The relevance of the findings to respiratory infection related to Covid-19 is not known.

Jolliffe and colleagues wrote that interest in the potential for vitamin D supplementation to reduce the risk for acute respiratory infections increased with the emergence of Covid-19.

“This interest stems from findings of laboratory studies showing that vitamin D metabolites support innate immune responses to respiratory viruses, together with observational studies reporting independent associations between low circulating concentrations of 25(OH)D, the widely accepted biomarker of vitamin D status, and increased risk of acute respiratory infection (ARI) caused by other pathogens,” they noted.

Since the 2017 publication of their earlier meta-analysis, 21 additional randomized trials have been conducted with similar eligibility criteria, including four with unpublished data, they wrote.

“We therefore sought data from these more recent studies for inclusion in an updated meta-analysis of stratified aggregate (ie, trial-level) data to establish whether vitamin D supplementation reduced overall ARI risk, and to evaluate whether the effects of vitamin D supplementation of ARI risk varied according to baseline 25(OH)D concentration, dosing regimen or age at enrollment,” they wrote.
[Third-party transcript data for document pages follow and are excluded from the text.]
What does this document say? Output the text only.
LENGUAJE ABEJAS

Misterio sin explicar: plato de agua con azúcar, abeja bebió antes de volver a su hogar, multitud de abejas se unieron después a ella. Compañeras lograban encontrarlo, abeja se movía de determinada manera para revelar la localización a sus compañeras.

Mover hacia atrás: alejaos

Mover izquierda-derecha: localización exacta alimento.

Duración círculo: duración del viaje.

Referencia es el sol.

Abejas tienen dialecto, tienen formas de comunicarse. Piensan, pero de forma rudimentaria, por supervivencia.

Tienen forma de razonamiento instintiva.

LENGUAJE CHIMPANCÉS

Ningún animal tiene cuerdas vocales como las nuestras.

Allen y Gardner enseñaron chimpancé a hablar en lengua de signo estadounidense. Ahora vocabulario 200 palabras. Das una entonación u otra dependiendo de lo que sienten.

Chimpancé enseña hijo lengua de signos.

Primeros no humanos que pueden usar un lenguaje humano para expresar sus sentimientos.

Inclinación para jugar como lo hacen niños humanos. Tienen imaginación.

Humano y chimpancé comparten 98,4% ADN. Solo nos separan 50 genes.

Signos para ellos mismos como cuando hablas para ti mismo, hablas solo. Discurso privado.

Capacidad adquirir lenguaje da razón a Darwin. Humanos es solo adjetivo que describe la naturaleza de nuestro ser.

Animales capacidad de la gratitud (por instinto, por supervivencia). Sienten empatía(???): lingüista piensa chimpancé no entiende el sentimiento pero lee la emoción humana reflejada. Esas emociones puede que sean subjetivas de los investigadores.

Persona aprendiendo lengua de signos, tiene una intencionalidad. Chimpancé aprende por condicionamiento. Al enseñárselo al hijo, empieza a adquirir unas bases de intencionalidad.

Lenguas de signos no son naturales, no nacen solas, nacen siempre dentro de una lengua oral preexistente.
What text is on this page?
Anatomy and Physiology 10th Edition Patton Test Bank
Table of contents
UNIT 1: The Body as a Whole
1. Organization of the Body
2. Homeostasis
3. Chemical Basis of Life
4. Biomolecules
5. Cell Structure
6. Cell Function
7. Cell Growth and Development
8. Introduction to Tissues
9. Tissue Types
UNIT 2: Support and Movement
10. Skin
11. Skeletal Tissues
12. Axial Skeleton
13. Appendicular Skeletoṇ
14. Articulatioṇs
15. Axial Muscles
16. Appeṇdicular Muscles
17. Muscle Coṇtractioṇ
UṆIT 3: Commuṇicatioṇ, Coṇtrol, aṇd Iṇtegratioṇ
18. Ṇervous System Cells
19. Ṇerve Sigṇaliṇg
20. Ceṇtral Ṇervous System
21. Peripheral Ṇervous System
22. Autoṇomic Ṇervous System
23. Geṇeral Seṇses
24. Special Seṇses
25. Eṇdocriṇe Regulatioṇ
The researchers identified 1,528 articles, of which 46 RCTs were eligible. Data for the primary outcome were obtained for 98·1% of participants (aged 0–95 years) in 43 studies.

Among the main findings:

  • A significantly lower proportion of participants in the vitamin D supplementation group had one or more ARIs (61.3%) compared to the placebo group (62.3%), with an OR of 0·92 (95% CI 0.86–0.99; 37 studies; I²=35.6%, Pheterogeneity=0.018).
  • No significant effect of vitamin D supplementation on the risk of having one or more ARIs was observed for any of the subgroups defined by baseline 25(OH)D concentration.
  • Protective effects of supplementation were associated with daily supplementation (OR 0.78, 95% CI 0.65–0.94; 19 studies; I²=53.5%, Pheterogeneity=0.003), daily dose equivalents of 400–1000 IU (OR 0.70, 95% CI, 0.55–0.89; 10 studies; I²=31.2%, Pheterogeneity=0.16), supplementation duration of 12 months or less (OR 0.82, 95% CI, 0.72–0.93; 29 studies; I²=38.1%, Pheterogeneity=0.021), and younger age ( 1.00–15.99 years) at enrollment (OR 0.71, 95% CI, 0.57–0.90; 15 studies; I²=46.0%, Pheterogeneity=0.027).

No significant interaction between allocation to the vitamin D supplementation group versus the placebo group and dose, dose frequency, study duration, or age was observed. In addition, no significant difference in the proportion of participants who had at least one serious adverse event in the vitamin supplementation group compared with the placebo group was observed (OR 0.97, 95% CI, 0.86–1.07; 36 studies; I²=0.0%, Pheterogeneity=0.99).

Risk of bias within individual studies was assessed as being low for all but three trials.

In commentary published with the study, Paul Lips, of Amsterdam University Medical Center, The Netherlands, noted that the updated meta-analysis “adds to the existing evidence that vitamin D supplementation can prevent acute respiratory infections.”

“However, the effect is small,” Lip wrote. “According to the IPD-meta-analysis, 33 individuals would need to be treated for 1 year to prevent one acute respiratory infection.”

  1. Vitamin D supplementation was associated with a small, but significant, decrease in acute respiratory infection risk, independent of baseline 25-hydroxyvitamin D concentration, in a meta-analysis involving 43 randomized controlled trials.

  2. No difference in benefit was shown by baseline vitamin D status in the updated meta-analysis, but daily dosing of 400-1000 IU for up to 12 months and being younger than 16 years of age were both associated with greater vitamin D supplementation benefit.

Salynn Boyles, Contributing Writer, BreakingMED™

The researchers disclosed no funding source. Jolliffe reported no relevant conflicts. Principal investigator Adrian R. Martineau reported grants from the Fischer Family Trust, Pharma Nord, DSM Nutritional Products, the AIM Foundation, Cytoplan, and Thornton & Ross.